Glossary definitionBrowse the neighboring terms

Agent Ops / Standard term

Checkpoint

A checkpoint is a saved snapshot of an agent run's progress, recorded after each completed step, so a run that crashes can resume from where it stopped instead of starting over.

A checkpoint is a saved snapshot of an agent run's progress, recorded after each completed step, so a run that crashes can resume from where it stopped instead of starting over. After every step finishes, the agent writes down which steps are done and what they produced, then continues. Say you ask an agent to process two hundred files one at a time. It crashes at file one hundred and twenty. With checkpoints, the next run reads the saved progress, skips the files it already handled, and picks up at file one hundred and twenty-one.

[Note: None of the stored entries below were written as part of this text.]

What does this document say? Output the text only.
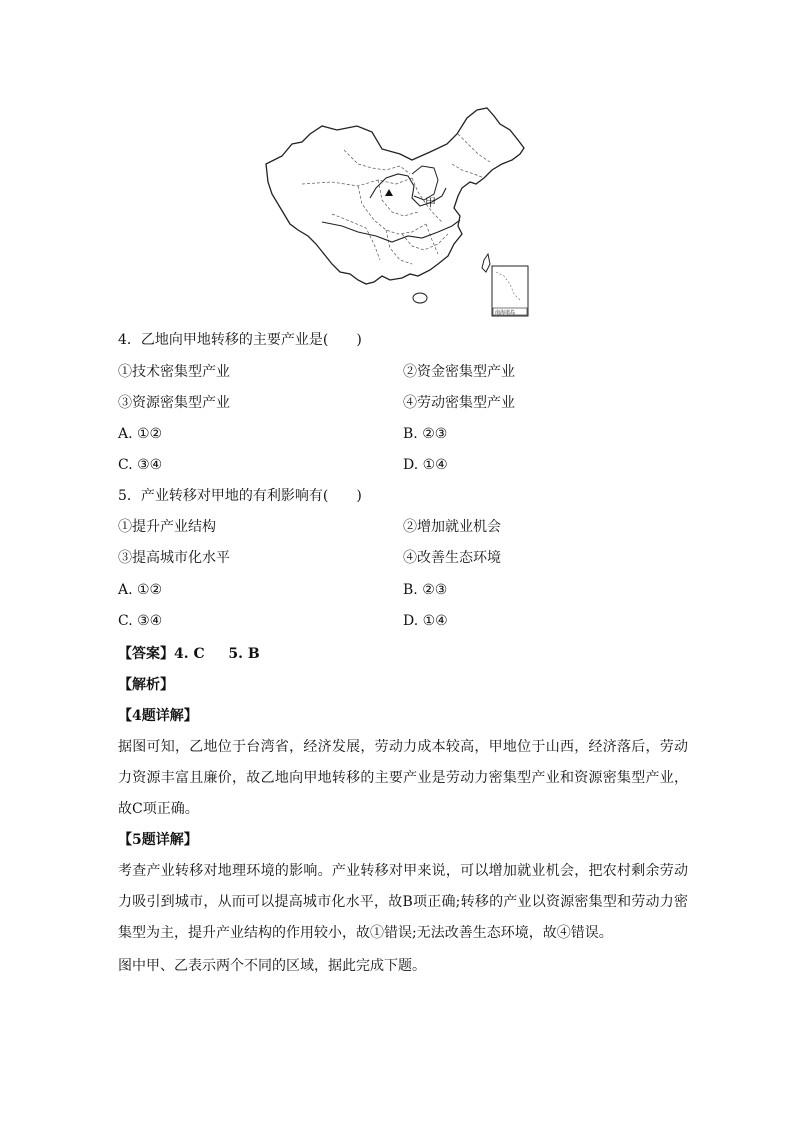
甲
南海诸岛
4．乙地向甲地转移的主要产业是(　　)
①技术密集型产业	②资金密集型产业
③资源密集型产业	④劳动密集型产业
A. ①②	B. ②③
C. ③④	D. ①④
5．产业转移对甲地的有利影响有(　　)
①提升产业结构	②增加就业机会
③提高城市化水平	④改善生态环境
A. ①②	B. ②③
C. ③④	D. ①④
【答案】4. C 　 5. B
【解析】
【4题详解】
据图可知，乙地位于台湾省，经济发展，劳动力成本较高，甲地位于山西，经济落后，劳动力资源丰富且廉价，故乙地向甲地转移的主要产业是劳动力密集型产业和资源密集型产业，故C项正确。
【5题详解】
考查产业转移对地理环境的影响。产业转移对甲来说，可以增加就业机会，把农村剩余劳动力吸引到城市，从而可以提高城市化水平，故B项正确;转移的产业以资源密集型和劳动力密集型为主，提升产业结构的作用较小，故①错误;无法改善生态环境，故④错误。
图中甲、乙表示两个不同的区域，据此完成下题。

Without them, the run begins again at file one and repeats all the finished work.

Builder example

Checkpoints decide whether a long job survives an interruption or wastes hours redoing settled work. Picture an agent that sends a welcome message to every name on a list, then loses its connection halfway through. If it saves progress after each send, the resumed run skips the people it already reached and avoids messaging anyone twice. Ask your AI assistant to save progress after each step and confirm a resumed run continues from the last saved point rather than repeating completed actions.

Common confusion: A checkpoint records how far a run got so it can resume; a backup copies your data so you can restore it later. What separates them is purpose: a checkpoint tracks step-by-step run progress to avoid repeating work, while a backup preserves the underlying records themselves.